The men say they were providing security for a mine
The men arrived at the South African border on Sunday morning, where they were taken to be processed by customs officials, their lawyer said.
The men spent a year in prison after their arrest last March on an aircraft allegedly bound for Equatorial Guinea.
They have denied being involved in the coup plot.
They say they were recruited to provide security for a Congolese mine.
Their sentences expired earlier in the week but their release was delayed due to what the Zimbabwean authorities called a security risk.
Still in jail
Three other men were arrested at the same time. A Briton, Simon Mann, is serving a four-year sentence, and two South African pilots are due to be released in two months.

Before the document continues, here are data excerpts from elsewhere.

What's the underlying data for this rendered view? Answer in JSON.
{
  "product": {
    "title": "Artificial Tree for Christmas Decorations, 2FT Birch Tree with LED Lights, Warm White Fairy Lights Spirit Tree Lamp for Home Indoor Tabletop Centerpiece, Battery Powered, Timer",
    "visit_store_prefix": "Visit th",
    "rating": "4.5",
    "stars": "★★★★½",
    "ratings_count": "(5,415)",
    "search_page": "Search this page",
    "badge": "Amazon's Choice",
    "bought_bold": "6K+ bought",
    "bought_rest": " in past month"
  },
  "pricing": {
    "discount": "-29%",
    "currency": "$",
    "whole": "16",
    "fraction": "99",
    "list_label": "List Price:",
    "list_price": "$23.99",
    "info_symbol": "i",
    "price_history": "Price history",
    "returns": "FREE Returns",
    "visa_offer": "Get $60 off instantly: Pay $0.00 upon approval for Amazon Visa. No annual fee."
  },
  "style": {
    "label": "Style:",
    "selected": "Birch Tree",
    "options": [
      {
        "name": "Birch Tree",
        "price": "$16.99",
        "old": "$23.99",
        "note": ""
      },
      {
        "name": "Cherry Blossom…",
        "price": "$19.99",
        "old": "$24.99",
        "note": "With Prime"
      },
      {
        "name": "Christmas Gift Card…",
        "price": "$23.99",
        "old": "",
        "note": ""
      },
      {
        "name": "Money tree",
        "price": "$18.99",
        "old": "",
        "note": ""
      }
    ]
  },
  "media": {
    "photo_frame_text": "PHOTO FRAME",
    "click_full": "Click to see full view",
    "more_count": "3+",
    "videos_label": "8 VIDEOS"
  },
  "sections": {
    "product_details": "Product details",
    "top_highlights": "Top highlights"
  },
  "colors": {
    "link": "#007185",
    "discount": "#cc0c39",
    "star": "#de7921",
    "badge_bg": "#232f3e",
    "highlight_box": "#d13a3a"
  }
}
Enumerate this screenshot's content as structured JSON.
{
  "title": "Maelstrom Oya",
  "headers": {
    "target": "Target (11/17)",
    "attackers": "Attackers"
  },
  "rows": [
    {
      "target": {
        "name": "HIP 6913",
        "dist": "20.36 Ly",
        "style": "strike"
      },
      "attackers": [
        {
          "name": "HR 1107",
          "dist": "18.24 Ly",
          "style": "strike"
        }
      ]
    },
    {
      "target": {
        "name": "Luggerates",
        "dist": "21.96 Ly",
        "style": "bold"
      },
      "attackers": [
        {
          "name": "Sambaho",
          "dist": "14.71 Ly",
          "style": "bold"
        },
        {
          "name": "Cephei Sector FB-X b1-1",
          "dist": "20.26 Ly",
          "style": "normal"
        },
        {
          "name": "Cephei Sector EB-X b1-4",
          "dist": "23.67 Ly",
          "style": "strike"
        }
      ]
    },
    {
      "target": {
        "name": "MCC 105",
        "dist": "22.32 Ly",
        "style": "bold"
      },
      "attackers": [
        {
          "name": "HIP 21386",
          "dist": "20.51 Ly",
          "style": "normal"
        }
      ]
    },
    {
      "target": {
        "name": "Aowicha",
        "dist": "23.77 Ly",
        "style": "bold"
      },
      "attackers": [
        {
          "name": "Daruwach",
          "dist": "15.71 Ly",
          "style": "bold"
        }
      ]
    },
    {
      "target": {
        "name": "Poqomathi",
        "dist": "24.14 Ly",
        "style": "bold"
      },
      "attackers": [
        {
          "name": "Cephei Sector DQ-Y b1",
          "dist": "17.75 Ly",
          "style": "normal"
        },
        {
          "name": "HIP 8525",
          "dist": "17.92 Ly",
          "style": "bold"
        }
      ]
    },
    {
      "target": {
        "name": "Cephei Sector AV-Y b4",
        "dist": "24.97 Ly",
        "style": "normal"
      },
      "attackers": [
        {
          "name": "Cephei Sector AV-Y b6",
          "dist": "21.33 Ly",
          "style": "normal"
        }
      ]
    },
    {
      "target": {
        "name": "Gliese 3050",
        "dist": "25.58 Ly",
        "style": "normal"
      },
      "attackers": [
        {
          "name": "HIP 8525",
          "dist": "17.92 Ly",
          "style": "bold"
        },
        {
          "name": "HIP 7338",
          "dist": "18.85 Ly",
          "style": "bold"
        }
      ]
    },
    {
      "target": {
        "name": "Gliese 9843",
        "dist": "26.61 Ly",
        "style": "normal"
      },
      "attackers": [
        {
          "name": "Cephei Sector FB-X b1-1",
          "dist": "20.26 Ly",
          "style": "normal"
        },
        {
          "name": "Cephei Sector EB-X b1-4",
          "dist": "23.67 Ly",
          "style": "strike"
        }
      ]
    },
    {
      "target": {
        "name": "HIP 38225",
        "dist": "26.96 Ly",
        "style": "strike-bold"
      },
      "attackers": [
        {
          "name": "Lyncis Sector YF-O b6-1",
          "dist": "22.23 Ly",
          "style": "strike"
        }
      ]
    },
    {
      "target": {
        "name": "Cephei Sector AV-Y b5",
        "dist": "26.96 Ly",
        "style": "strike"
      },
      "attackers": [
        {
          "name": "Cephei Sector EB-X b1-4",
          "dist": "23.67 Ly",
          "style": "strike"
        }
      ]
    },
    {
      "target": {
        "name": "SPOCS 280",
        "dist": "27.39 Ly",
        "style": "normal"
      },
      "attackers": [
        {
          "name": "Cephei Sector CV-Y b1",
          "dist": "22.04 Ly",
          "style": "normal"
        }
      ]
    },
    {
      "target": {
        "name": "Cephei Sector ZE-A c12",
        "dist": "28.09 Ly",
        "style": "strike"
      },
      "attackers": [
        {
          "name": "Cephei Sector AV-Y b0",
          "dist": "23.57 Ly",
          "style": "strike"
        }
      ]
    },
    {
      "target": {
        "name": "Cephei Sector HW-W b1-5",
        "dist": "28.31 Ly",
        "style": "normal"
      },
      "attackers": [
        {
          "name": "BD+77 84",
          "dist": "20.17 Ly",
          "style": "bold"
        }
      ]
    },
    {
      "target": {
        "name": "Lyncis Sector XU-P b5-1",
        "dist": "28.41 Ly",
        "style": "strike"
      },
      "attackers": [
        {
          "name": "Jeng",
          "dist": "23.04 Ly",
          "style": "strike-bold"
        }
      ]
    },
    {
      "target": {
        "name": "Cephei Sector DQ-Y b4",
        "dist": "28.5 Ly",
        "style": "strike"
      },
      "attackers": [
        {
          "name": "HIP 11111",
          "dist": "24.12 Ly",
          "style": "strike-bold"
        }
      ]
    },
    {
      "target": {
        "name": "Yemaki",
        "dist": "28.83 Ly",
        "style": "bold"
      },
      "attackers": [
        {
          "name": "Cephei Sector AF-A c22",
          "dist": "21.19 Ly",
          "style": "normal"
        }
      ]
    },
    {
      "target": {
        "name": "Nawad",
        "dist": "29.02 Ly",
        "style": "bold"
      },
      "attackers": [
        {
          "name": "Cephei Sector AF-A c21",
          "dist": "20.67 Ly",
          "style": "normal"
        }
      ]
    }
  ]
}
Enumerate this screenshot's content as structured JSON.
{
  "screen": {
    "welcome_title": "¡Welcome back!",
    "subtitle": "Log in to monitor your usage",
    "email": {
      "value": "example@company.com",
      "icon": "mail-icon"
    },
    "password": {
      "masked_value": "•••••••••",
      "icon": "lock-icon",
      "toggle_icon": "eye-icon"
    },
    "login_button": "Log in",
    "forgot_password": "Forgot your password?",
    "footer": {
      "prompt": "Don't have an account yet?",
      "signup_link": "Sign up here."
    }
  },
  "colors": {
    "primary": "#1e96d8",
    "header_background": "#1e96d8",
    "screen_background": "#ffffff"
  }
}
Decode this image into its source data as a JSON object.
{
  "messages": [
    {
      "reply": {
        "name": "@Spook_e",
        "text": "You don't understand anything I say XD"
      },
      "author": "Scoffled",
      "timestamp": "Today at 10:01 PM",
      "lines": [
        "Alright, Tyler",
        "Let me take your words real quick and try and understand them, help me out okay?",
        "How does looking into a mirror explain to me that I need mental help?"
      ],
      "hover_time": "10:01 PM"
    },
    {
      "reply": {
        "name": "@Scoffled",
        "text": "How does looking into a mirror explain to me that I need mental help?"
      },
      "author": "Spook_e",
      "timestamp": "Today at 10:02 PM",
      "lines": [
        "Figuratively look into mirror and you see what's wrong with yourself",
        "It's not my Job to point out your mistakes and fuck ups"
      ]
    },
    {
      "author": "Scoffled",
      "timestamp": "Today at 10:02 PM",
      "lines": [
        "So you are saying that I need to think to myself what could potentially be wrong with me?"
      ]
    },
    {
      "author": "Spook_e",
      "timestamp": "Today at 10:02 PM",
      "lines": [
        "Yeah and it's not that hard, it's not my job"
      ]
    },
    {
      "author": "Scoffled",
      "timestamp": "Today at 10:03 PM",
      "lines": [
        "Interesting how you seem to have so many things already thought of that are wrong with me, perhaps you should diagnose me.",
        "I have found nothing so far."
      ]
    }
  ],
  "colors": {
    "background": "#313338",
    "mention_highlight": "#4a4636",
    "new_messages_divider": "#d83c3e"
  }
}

In Equatorial Guinea, 14 other people were found guilty of charges linked to the coup plot, including plot leader Nick du Toit who received a 34-year jail sentence.
Sir Mark Thatcher, the son of the former British prime minister, appeared in court in South Africa last month to answer questions over his role in the alleged plot.
He was given a suspended jail term and fined after agreeing a plea bargain to help investigators.
The conduct of the trials in Zimbabwe and Equatorial Guinea were criticised in the West, amid allegations of torture and forced confessions.